それでも、こうしたシステムの中身を解き明かしてみることにしましょう。 これまでのあらゆる技術革命と同じように、今回の突破口の背後にも多くの要因があります。ここではあえてシンプルに整理して、主な要因をいくつか挙げてみます。さらに詳しく学びたい方のために、後で深く研究する際のガイドとなる参考文献も示しておきますね。

  • ネットワークの規模: これは、ネットワーク内にある「学習可能なパラメーター(変数)」の数で測られます。大規模言語モデルは、驚くほど膨大な数の「ノード(節)」と「層(レイヤー)」で構成された深層ニューラルネットワークです。その大きさの目安を言うと、この分野の専門家は、パラメーターの数が100億を超えると言語モデルを「大規模(ラージ)」と呼びます。具体的な例を挙げると、GPT-3モデルは1,500億個、LLaMA v2の最大バージョンは約700億個ものパラメーターを持っています。
  • ネットワークの構造(アーキテクチャ): AIが成功をおさめた理由は、規模だけではありません。ニューラルネットワークのノードや各層が「どのように相互接続されているか」も極めて重要です。ここでもあえて簡略化して説明すると、これまでのモデルよりも劇的に効率が良くなった背景には、「トランスフォーマー(Transformer)」と呼ばれるネットワーク構造と、「アテンション(注意)」というメカニズムという、主要な構造上のイノベーションがあります。
  • 学習に利用できるデータ量: 膨大なデータが手に入ること自体、こうしたモデルの学習には欠かせない要素であることは間違いありません。しかし実は、大量のデータが存在すること自体は何年も前から分かっていたことであり、こうしたモデルが登場するずっと前からの前提でした。したがって、本当の革新的な要因は、データの量そのものよりも、「学習テクニック」や、生データから学習用のデータセットを作り上げるまでの「選択と準備のプロセス」にあります。これは「自己教師あり学習(self-supervised learning)」と呼ばれています。
  • 現代の計算能力(コンピューティング・パワー): 当然のことながら、コンピュータの計算能力が飛躍的に向上したことが、これほど巨大な規模のネットワークを実現させるための決定的な役割を果たしました。これまでの経験則から、ネットワークの規模を拡大させること(スケーリング)こそが、AIに「知的な振る舞い」を芽生えさせるために不可欠な要素の一つであることが分かっています。
  • チューニング(調整)のメカニズム: もう一つ、意外と見落とされがちなのが、モデル構築の最終ステップにあたる「調整」の仕組みです。具体的には、「人間からのフィードバックを用いた強化学習(RLHF)」や「ランキング(順位付け)」といった手法を指します。これらは、モデルの個性を形作り、ユーザーの意図により沿った回答を出せるようにするために使われます。さらにこれに加えて、特定のタスクをこなす能力を高めたり専門化させたりする「ファイン・チューニング(微調整)」のプロセスも、AIの振る舞いを洗練させるために欠かせません。
  • 安全性のためのパイプライン: 深層学習(ディープラーニング)モデルそのものとは別に、システムの弱点を補うための専用技術も組み込まれています。これは、不適切な入力に対してシステムが不安定になるのを防いだり、たとえ安全な入力であっても不適切な回答を返してしまわないように制限をかけたりするためのものです。

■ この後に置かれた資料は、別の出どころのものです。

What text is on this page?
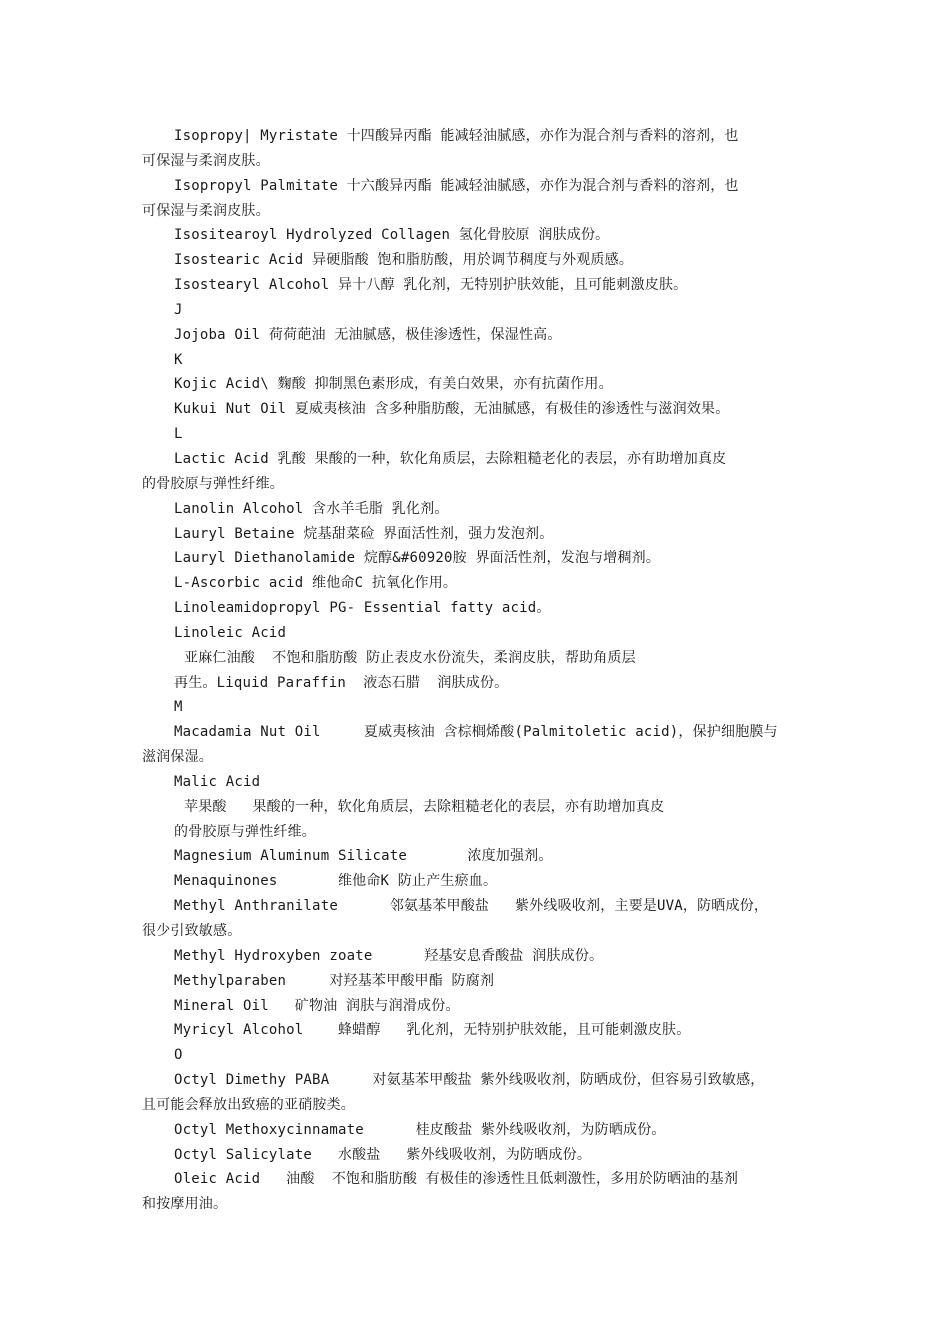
Isopropy| Myristate 十四酸异丙酯 能减轻油腻感，亦作为混合剂与香料的溶剂，也
可保湿与柔润皮肤。
Isopropyl Palmitate 十六酸异丙酯 能减轻油腻感，亦作为混合剂与香料的溶剂，也
可保湿与柔润皮肤。
Isositearoyl Hydrolyzed Collagen 氢化骨胶原 润肤成份。
Isostearic Acid 异硬脂酸 饱和脂肪酸，用於调节稠度与外观质感。
Isostearyl Alcohol 异十八醇 乳化剂，无特别护肤效能，且可能刺激皮肤。
J
Jojoba Oil 荷荷葩油 无油腻感，极佳渗透性，保湿性高。
K
Kojic Acid\ 麴酸 抑制黑色素形成，有美白效果，亦有抗菌作用。
Kukui Nut Oil 夏威夷核油 含多种脂肪酸，无油腻感，有极佳的渗透性与滋润效果。
L
Lactic Acid 乳酸 果酸的一种，软化角质层，去除粗糙老化的表层，亦有助增加真皮
的骨胶原与弹性纤维。
Lanolin Alcohol 含水羊毛脂 乳化剂。
Lauryl Betaine 烷基甜菜硷 界面活性剂，强力发泡剂。
Lauryl Diethanolamide 烷醇&#60920胺 界面活性剂，发泡与增稠剂。
L-Ascorbic acid 维他命C 抗氧化作用。
Linoleamidopropyl PG- Essential fatty acid。
Linoleic Acid
亚麻仁油酸  不饱和脂肪酸 防止表皮水份流失，柔润皮肤，帮助角质层
再生。Liquid Paraffin  液态石腊  润肤成份。
M
Macadamia Nut Oil     夏威夷核油 含棕榈烯酸(Palmitoletic acid)，保护细胞膜与
滋润保湿。
Malic Acid
苹果酸   果酸的一种，软化角质层，去除粗糙老化的表层，亦有助增加真皮
的骨胶原与弹性纤维。
Magnesium Aluminum Silicate       浓度加强剂。
Menaquinones       维他命K 防止产生瘀血。
Methyl Anthranilate      邻氨基苯甲酸盐   紫外线吸收剂，主要是UVA，防晒成份，
很少引致敏感。
Methyl Hydroxyben zoate      羟基安息香酸盐 润肤成份。
Methylparaben     对羟基苯甲酸甲酯 防腐剂
Mineral Oil   矿物油 润肤与润滑成份。
Myricyl Alcohol    蜂蜡醇   乳化剂，无特别护肤效能，且可能刺激皮肤。
O
Octyl Dimethy PABA     对氨基苯甲酸盐 紫外线吸收剂，防晒成份，但容易引致敏感，
且可能会释放出致癌的亚硝胺类。
Octyl Methoxycinnamate      桂皮酸盐 紫外线吸收剂，为防晒成份。
Octyl Salicylate   水酸盐   紫外线吸收剂，为防晒成份。
Oleic Acid   油酸  不饱和脂肪酸 有极佳的渗透性且低刺激性，多用於防晒油的基剂
和按摩用油。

さて、大規模言語モデル(LLM)を形作るさまざまな要因が見えてきたところで、あとは実際に私たちの教育現場でその可能性を試してみるだけです。

ぜひ、ChatGPTやBard(現在のGemini)に話しかけてみてください。新しい演習問題を作ってもらったり、生徒一人ひとりのニーズに合わせて内容を調整したり、関連資料を含めた授業案を練り直したりと、できることはたくさんあります。それをどう活かせるかは、皆さんのクリエイティビティと、こうしたシステムと「どう対話するか」の習熟度にかかっているのです。

備考: ここで挙げたそれぞれの要因については、本来ならもっと詳しく掘り下げて説明する必要があります。興味のある方のために、さらに学びを深めるための参考文献リストを用意しました。


Bengio, Y., Ducharme, R., & Vincent, P., A neural probabilistic language model. Advances in neural information processing systems, 13, 2000.

2 Vaswani, A., Shazeer, N., Parmar, N., Uszkoreit, J., Jones, L., Gomez, A. N., … & Polosukhin, I., Attention is all you need, Advances in neural information processing systems, 30, 2017.